L’occasion de ce renouveau, ce fut la guerre de Crimée, qui provoqua en Angleterre, beaucoup plus que l’on ne se l’imagine d’ordinaire, une intense émotion, parce qu’elle mettait les peuples d’occident en opposition avec la Russie, considérée, surtout depuis la révolution de 1848, en Europe comme l’ennemie principale de la classe ouvrière. Jones, dans le Peoples Paper (le Journal du Peuple), qu’il avait fondé en 1852, prit extrêmement fortement position pour l’alliance de l’Angleterre avec la Turquie contre la Russie. Mais la question qui se posait pour ces socialistes anglais, c’était celle de l’alliance avec la France napoléonienne, la France de Napoléon III à qui, bien entendu, les démocrates et les socialistes anglais ne pouvaient pas pardonner le coup d’Etat. Lorsque, à l’automne 1854, le bruit se répandit à Londres que Napoléon III allait se rendre en Angleterre pour sceller l’alliance, se constitua, sous l’impulsion de Jones, un Comité International, qui devait protester contre la venue de l’empereur des Français et en même temps préparer un accueil enthousiaste au révolutionnaire français Barbès qui avait été récemment amnistié. D’où le nom que prit ce Comité : Comité de réception (pour Barbès) et de protestation (contre Napoléon III). Il y eut le 27 février 1855 une manifestation importante à Londres, à Saint Martin’s Hall, au cours de laquelle parlèrent toute une série d’émigrés : le socialiste russe Herzen, le chartiste Holyoacke, et au cours de laquelle on lut des lettres de Barbès et de Victor Hugo (qui était à ce moment là à Jersey). Il fut, au cours de ce meeting de Saint Martin’s Hall, déclaré inadmissible toute alliance avec les souverains réactionnaires, et on suggéra la constitution d’une alliance des peuples. Jones démontra, au cours de cette séance qu’il présidait, que " les peuples opprimés ne constituaient qu’un seul peuple et que la lutte qu’ils auraient à mener n’était pas seulement nationale, mais sociale ".
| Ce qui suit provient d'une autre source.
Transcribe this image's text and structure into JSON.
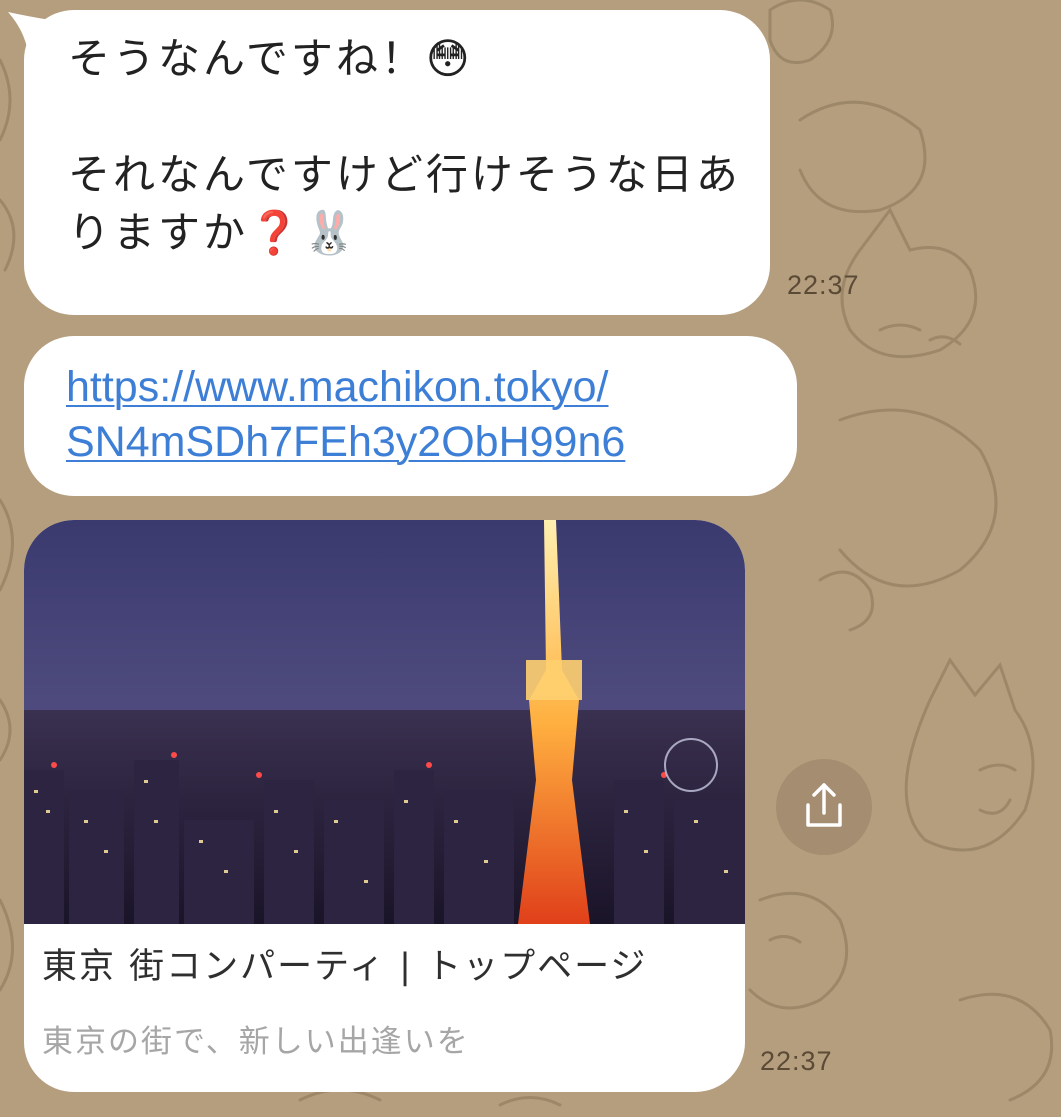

A côté de ce Comité International, fonctionnait à Londres une assez puissante organisation d’émigrés politiques. C’est ce qu’on appelait la Commune révolutionnaire. Cette Commune révolutionnaire avait été fondée après le coup d’Etat, à Londres, par un député français ayant appartenu à la gauche de la Constituante et de la Législative, Félix Piat. Elle comprenait des éléments républicains, des éléments socialistes (c'est-à-dire, à l’époque, proudhoniens) et des éléments blanquistes. Son organe était le journal L’Homme, que Victor Hugo rédigeait en grande partie de Jersey. La Commune révolutionnaire tenait fréquemment des réunions avec le Comité International, comme par exemple la réunion du 22 septembre 1855. Pourquoi le 22 septembre ? C’était à l’occasion de la création en France de la Première République. Et à cette séance fut lue une lettre ouverte de Victor Hugo qui protestait énergiquement contre l’alliance franco-anglaise. Le Comité International, de son côté, avait pris position à différentes reprises en faveur de Victor Hugo lorsque celui-ci avait été menacé d’expulsion de Jersey et que l’on avait même écarté de lui ses principaux collaborateurs. Finalement, en août 1856, le Comité International, la Commune révolutionnaire et un certain nombre d’associations d’émigrés, en particulier des émigrés allemands et polonais, décidèrent de former une Association Internationale dont le but était de constituer une république universelle démocratique et sociale, et qui devait réunir un congrès chaque année. Cette Association Internationale publiait un bulletin, sous la direction d’un français émigré à Londres, Talandier. Ce bulletin fut traduit en différentes langues et eu un rayonnement jusqu’aux Etats-Unis où un ami de Marx, Sorge, avait fondé à New York un groupement communiste qui était lié intimement avec l’Association et qui comprenait des ouvriers d’origine allemande travaillant dans cette ville.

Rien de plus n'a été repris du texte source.